22 Laat Uw goedertierenheid over ons zijn, HEERE, zoals wij op U hopen. (HSV)
Psalm 33 is vanuit de oorspronkelijke kerkelijke traditie verbonden aan de tweede zondag na Pasen.
Mooi en bijzonder is dat in de serie Psalmverzoeken, op volgorde van binnenkomst, juist deze Psalm tussen de 1e en 2e zondag na Pasen valt.
Psalm 33 is een terechte lofzang op de almacht van God. ‘De aarde is vol van de goedertierenheid van God.’ Goedertierenheid staat voor de eigenschappen van God: goedaardig, genadig, trouw, zorgzaam en barmhartig. Als we dit tot ons door laten dringen dan is de aarde dus vol van Gods goedaardigheid en van Zijn genade, Zijn trouw, en van Zijn zorgzaamheid en barmhartigheid. Hoe goedertieren is duidelijk geworden met Pasen: ‘De HEERE schouwt uit de hemel en ziet alle mensenkinderen.’ Het werkwoord schouwen betekent nauwkeurig in ogenschouw nemen ter beoordeling. De uitkomst van dit schouwen weten wij allemaal. Door de zonde heeft God Zijn Zoon naar de aarde gezonden. Dat was Broodnodig. Omdat God wil dat Zijn kinderen ‘goed tieren’. Tieren staat voor goed gedijen. God wil dat Zijn kinderen goed gedijen in Zijn goedertierenheid. En dat is genade.
De opstanding van Jezus is een daad van Gods trouw aan de mens.
Nu staat er in de kerkzaal een mooie paaskaars. Opnieuw is deze kaars op Paasmorgen aangestoken.

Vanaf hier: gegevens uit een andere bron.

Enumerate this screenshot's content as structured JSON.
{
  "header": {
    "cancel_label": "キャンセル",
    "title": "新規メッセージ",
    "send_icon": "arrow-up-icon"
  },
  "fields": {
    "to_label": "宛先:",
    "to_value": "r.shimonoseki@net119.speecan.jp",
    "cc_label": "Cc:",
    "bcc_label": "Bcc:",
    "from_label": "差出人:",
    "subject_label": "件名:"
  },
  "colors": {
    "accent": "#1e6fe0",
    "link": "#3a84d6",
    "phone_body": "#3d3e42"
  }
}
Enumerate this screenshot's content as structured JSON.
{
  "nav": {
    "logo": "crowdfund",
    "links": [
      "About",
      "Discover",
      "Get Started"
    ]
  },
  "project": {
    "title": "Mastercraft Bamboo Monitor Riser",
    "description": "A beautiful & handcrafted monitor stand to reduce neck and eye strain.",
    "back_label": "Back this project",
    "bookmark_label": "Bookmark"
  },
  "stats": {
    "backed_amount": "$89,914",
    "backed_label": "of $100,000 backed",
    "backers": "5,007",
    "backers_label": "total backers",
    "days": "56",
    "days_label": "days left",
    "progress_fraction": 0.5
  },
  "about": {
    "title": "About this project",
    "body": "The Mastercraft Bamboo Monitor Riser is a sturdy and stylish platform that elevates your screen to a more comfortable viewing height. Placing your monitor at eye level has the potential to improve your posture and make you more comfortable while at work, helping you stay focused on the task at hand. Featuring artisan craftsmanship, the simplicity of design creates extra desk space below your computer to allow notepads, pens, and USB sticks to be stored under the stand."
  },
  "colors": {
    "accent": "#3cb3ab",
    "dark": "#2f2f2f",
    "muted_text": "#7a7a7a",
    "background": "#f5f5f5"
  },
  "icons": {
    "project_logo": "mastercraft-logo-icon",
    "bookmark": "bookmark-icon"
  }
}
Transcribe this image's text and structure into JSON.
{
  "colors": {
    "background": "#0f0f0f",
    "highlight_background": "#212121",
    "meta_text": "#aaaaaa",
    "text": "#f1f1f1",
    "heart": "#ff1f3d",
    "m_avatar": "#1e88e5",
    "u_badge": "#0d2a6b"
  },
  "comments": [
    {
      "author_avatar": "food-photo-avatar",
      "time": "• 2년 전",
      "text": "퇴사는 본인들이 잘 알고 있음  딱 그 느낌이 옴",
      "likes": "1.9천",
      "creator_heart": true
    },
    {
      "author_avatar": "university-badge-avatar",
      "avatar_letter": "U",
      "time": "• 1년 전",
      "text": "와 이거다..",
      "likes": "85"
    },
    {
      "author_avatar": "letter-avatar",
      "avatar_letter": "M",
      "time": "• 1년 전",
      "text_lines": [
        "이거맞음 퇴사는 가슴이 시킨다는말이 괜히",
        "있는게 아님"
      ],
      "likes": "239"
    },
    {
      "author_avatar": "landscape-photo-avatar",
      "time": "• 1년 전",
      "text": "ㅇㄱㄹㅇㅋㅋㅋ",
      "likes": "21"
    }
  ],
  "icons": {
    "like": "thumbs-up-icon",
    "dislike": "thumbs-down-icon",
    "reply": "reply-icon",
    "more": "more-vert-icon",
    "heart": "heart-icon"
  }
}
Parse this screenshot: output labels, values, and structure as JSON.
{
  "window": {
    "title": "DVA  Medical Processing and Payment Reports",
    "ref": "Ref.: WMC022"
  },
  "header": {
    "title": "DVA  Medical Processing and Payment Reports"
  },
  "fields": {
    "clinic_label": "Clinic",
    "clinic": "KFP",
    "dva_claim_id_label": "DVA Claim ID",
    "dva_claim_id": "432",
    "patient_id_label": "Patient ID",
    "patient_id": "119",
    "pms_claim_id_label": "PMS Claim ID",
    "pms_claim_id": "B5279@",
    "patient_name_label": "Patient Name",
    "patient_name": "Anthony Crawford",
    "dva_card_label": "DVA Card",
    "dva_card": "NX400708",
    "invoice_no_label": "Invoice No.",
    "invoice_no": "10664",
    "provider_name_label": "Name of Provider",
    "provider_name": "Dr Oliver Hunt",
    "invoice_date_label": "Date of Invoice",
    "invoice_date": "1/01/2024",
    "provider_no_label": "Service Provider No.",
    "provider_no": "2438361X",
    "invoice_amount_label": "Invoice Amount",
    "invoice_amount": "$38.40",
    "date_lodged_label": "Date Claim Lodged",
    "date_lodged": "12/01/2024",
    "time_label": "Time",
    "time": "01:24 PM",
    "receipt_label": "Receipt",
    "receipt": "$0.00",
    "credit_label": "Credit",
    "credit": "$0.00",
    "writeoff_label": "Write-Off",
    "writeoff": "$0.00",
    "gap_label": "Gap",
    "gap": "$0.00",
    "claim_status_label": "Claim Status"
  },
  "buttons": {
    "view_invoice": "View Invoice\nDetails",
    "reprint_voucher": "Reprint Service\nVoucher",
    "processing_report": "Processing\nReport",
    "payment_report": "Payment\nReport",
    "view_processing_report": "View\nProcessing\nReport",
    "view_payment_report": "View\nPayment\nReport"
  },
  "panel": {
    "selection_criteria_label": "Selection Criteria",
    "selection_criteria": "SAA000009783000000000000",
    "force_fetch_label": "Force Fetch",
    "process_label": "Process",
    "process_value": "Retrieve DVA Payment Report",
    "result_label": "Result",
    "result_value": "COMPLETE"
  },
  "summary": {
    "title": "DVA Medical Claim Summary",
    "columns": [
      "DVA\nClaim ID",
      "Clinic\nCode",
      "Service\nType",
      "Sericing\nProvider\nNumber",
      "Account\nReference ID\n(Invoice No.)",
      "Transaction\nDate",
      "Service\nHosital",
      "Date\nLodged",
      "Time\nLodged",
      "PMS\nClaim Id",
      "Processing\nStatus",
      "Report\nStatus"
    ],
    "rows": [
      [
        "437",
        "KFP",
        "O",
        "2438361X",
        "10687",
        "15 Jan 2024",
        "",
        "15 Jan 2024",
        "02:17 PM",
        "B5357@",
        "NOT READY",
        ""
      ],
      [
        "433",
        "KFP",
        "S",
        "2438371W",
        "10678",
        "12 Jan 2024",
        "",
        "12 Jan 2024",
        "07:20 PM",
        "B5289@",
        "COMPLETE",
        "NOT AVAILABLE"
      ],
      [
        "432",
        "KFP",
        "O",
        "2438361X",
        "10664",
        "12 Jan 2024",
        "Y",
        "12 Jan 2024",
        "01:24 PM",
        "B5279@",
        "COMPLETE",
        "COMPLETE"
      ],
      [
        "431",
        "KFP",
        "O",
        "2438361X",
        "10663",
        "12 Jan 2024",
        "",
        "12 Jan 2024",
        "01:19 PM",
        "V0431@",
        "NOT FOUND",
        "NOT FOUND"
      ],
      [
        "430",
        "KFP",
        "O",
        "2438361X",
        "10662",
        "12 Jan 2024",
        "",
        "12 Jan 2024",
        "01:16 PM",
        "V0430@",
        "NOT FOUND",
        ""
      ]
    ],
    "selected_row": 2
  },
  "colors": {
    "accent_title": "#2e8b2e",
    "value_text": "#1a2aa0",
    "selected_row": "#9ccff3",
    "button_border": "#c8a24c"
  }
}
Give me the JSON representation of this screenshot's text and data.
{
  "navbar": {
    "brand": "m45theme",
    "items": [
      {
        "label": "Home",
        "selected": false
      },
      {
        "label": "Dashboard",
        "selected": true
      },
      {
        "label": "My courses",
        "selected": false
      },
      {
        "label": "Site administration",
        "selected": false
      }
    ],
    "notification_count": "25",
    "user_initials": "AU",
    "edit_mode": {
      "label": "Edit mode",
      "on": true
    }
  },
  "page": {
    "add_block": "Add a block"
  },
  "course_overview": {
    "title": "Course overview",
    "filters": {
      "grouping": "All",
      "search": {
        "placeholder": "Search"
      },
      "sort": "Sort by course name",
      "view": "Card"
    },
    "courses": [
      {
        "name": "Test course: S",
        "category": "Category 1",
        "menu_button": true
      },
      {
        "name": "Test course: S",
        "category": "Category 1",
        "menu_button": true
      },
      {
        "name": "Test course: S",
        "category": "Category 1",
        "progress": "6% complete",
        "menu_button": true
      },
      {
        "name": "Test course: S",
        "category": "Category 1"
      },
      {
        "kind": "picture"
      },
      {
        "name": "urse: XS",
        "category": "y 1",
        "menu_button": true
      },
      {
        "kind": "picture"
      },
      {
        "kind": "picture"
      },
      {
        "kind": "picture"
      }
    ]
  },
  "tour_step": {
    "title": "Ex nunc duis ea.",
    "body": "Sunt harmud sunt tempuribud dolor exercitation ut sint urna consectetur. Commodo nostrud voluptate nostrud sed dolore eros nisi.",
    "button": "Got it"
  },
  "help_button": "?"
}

We kennen de afbeelding op de kaars: Gods handen houden de aarde vast. We herkennen daarin vs14: ‘Vanuit Zijn verheven woonplaats aanschouwt Hij alle bewoners van de aarde.’ Het is God zelf die zorg draagt voor de aarde en voor alle bewoners van deze aarde. Dat is een geweldige bemoediging ook nu de wereld opnieuw in brand staat. Ook nu, waar geweld de taal is die men in oorlog spreekt. Waar moeten wij het anders zoeken dan bij God, Die de hemel, zee en aarde heeft gemaakt. 8 Laat heel de aarde vrezen voor de HEER, en wie de wereld bewonen Hem duchten, 9 want Hij sprak en het was er, Hij gebood en daar stond het.’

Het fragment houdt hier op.